What do you consider a French drain?


This is another of those terms that seem to have different meanings in different areas.


Nick


----------



## rino1494 (Jan 31, 2006)

Any ditch that contains pipe and stone to carry away water.


----------



## PipeGuy (Oct 8, 2004)

To me french drain = dry well; they don't drain to daylight but merely percolate into the surrounding ground.


----------



## jmic (Dec 10, 2005)

IMO French Drain / Farmers Drain being the same is just diverting ground water from one location to another without pipe by means of native stone - rocks. I've heard one of the reasons farmers built walls was to allow water to follow along them, of course another was to get rid of the dam rocks they kept plowing up, then also to keep the heards in. Then you could argue they wanted to create boundries.:jester: :laughing:


----------



## Teetorbilt (Feb 12, 2004)

I'm with Rich.

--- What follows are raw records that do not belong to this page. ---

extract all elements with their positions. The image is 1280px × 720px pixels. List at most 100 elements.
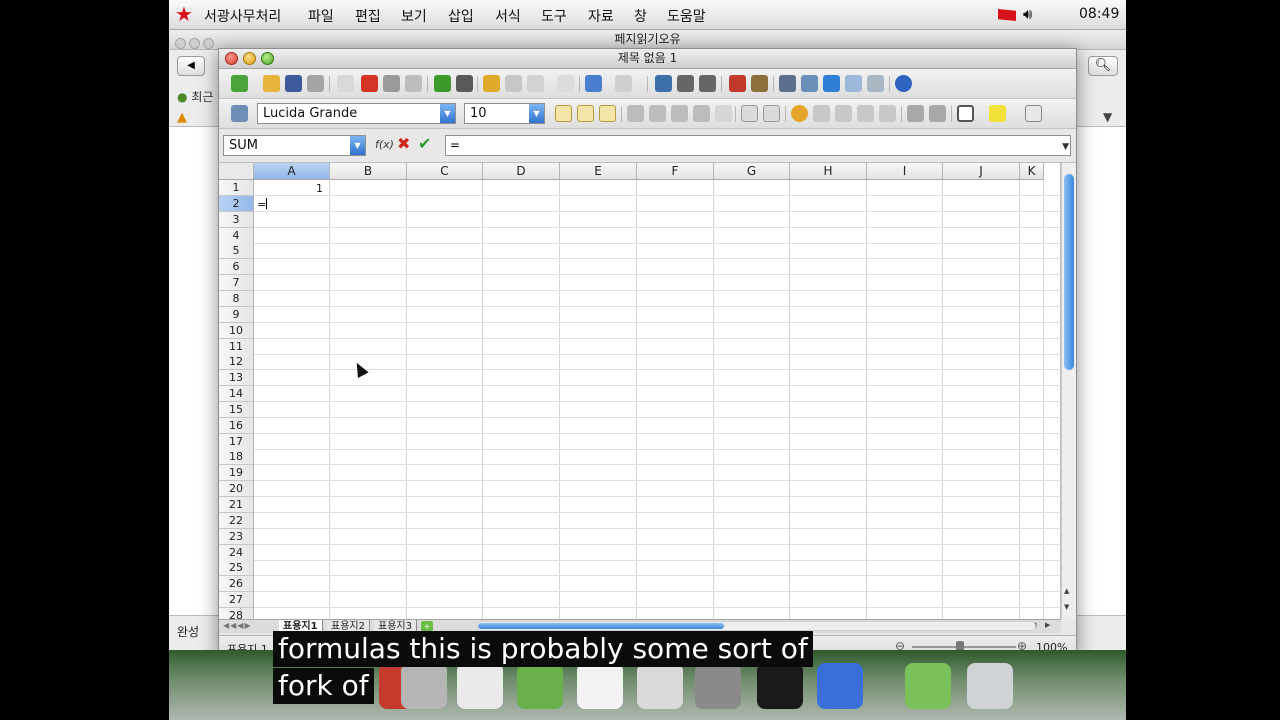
new-document-icon[interactable] (231, 75, 248, 92)
cancel-icon[interactable]: ✖ (397, 134, 410, 153)
dock-app-icon[interactable] (905, 663, 951, 709)
row-header-11[interactable]: 11 (219, 338, 254, 355)
row-header-3[interactable]: 3 (219, 211, 254, 228)
borders-icon[interactable] (957, 105, 974, 122)
row-header-16[interactable]: 16 (219, 417, 254, 434)
app-menu[interactable]: 서광사무처리 (204, 6, 281, 26)
row-header-8[interactable]: 8 (219, 290, 254, 307)
more-options-icon[interactable] (1025, 105, 1042, 122)
scroll-up-icon[interactable]: ▲ (1064, 587, 1069, 595)
paste-icon[interactable] (527, 75, 544, 92)
bold-icon[interactable] (555, 105, 572, 122)
row-header-7[interactable]: 7 (219, 275, 254, 292)
row-header-12[interactable]: 12 (219, 354, 254, 371)
decrease-indent-icon[interactable] (907, 105, 924, 122)
select-all-corner[interactable] (219, 163, 254, 180)
row-header-1[interactable]: 1 (219, 180, 254, 196)
cell-a2[interactable]: = (257, 198, 268, 211)
tools-icon[interactable] (695, 663, 741, 709)
name-box[interactable]: SUM ▼ (223, 135, 366, 156)
minimize-button[interactable] (189, 38, 200, 49)
row-header-21[interactable]: 21 (219, 497, 254, 513)
chevron-down-icon[interactable]: ▼ (529, 104, 544, 123)
menu-window[interactable]: 창 (634, 6, 647, 26)
standard-format-icon[interactable] (835, 105, 852, 122)
open-icon[interactable] (263, 75, 280, 92)
row-header-14[interactable]: 14 (219, 386, 254, 403)
bookmark-item[interactable]: ● 최근 (177, 88, 213, 105)
row-header-17[interactable]: 17 (219, 433, 254, 450)
minimize-button[interactable] (243, 52, 256, 65)
column-header-e[interactable]: E (560, 163, 637, 180)
row-header-15[interactable]: 15 (219, 401, 254, 418)
underline-icon[interactable] (599, 105, 616, 122)
column-header-a[interactable]: A (254, 163, 330, 180)
terminal-icon[interactable] (757, 663, 803, 709)
dock-app-icon[interactable] (517, 663, 563, 709)
scroll-down-icon[interactable]: ▼ (1064, 603, 1069, 611)
chevron-down-icon[interactable]: ▼ (1062, 138, 1069, 157)
spreadsheet-grid[interactable]: ABCDEFGHIJK 1 2 3 4 5 6 7 8 9 10 11 12 13 14 15 16 17 18 1… (219, 163, 1061, 624)
zoom-button[interactable] (203, 38, 214, 49)
close-button[interactable] (175, 38, 186, 49)
align-right-icon[interactable] (671, 105, 688, 122)
print-preview-icon[interactable] (405, 75, 422, 92)
row-header-22[interactable]: 22 (219, 512, 254, 529)
align-center-icon[interactable] (649, 105, 666, 122)
row-header-20[interactable]: 20 (219, 481, 254, 498)
column-header-g[interactable]: G (714, 163, 790, 180)
column-header-j[interactable]: J (943, 163, 1020, 180)
accept-icon[interactable]: ✔ (418, 134, 431, 153)
row-header-25[interactable]: 25 (219, 560, 254, 577)
tab-navigation[interactable]: ◀◀◀▶ (223, 621, 252, 630)
function-wizard-icon[interactable]: f(x) (375, 138, 394, 151)
column-header-d[interactable]: D (483, 163, 560, 180)
zoom-icon[interactable] (867, 75, 884, 92)
column-header-f[interactable]: F (637, 163, 714, 180)
row-header-2[interactable]: 2 (219, 195, 254, 212)
row-header-23[interactable]: 23 (219, 528, 254, 545)
wrap-text-icon[interactable] (741, 105, 758, 122)
formula-input[interactable]: = ▼ (445, 135, 1071, 156)
close-button[interactable] (225, 52, 238, 65)
row-header-13[interactable]: 13 (219, 370, 254, 387)
cell-a1[interactable]: 1 (313, 182, 323, 195)
row-header-19[interactable]: 19 (219, 465, 254, 482)
edit-file-icon[interactable] (337, 75, 354, 92)
row-header-9[interactable]: 9 (219, 306, 254, 323)
spellcheck-icon[interactable] (434, 75, 451, 92)
menu-help[interactable]: 도움말 (667, 6, 706, 26)
dock-app-icon[interactable] (577, 663, 623, 709)
flag-icon[interactable] (998, 9, 1016, 21)
menu-edit[interactable]: 편집 (355, 6, 381, 26)
row-header-26[interactable]: 26 (219, 576, 254, 593)
increase-indent-icon[interactable] (929, 105, 946, 122)
dock-app-icon[interactable] (401, 663, 447, 709)
navigator-icon[interactable] (823, 75, 840, 92)
menu-format[interactable]: 서식 (495, 6, 521, 26)
redo-icon[interactable] (615, 75, 632, 92)
clock[interactable]: 08:49 (1079, 6, 1119, 22)
column-header-i[interactable]: I (867, 163, 943, 180)
horizontal-scrollbar[interactable] (476, 621, 1036, 631)
star-icon[interactable]: ★ (175, 3, 193, 25)
hyperlink-icon[interactable] (655, 75, 672, 92)
menu-data[interactable]: 자료 (588, 6, 614, 26)
print-icon[interactable] (383, 75, 400, 92)
scroll-right-icon[interactable]: ▶ (1045, 621, 1050, 629)
zoom-button[interactable] (261, 52, 274, 65)
add-decimal-icon[interactable] (857, 105, 874, 122)
row-header-27[interactable]: 27 (219, 592, 254, 609)
help-icon[interactable] (895, 75, 912, 92)
autospell-icon[interactable] (456, 75, 473, 92)
percent-icon[interactable] (813, 105, 830, 122)
clone-format-icon[interactable] (557, 75, 574, 92)
styles-icon[interactable] (231, 105, 248, 122)
save-icon[interactable] (285, 75, 302, 92)
chevron-down-icon[interactable]: ▼ (440, 104, 455, 123)
email-icon[interactable] (307, 75, 324, 92)
menu-tools[interactable]: 도구 (541, 6, 567, 26)
pivot-table-icon[interactable] (751, 75, 768, 92)
find-replace-icon[interactable] (801, 75, 818, 92)
font-size-select[interactable]: 10 ▼ (464, 103, 545, 124)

They work great in sand, not so sure about other substrates.


----------



## tgeb (Feb 9, 2006)

When I use the term "French Drain" I think of removing water not storing water the way a dry well might.



> rino1494, Any ditch that contains pipe and stone to carry away water.


A dry well you would pipe water to and allow it to percolate away.

A french drain would be to intercept water from either below grade as with ground water or from above grade in order to.... I don't know, drain rain water from a lawn that is too flat.

And it's great cause sometimes they come with baguettes.:laughing:


----------



## tgeb (Feb 9, 2006)

And you could run a French Drain to a dry well.
But usally we run them to daylight.


----------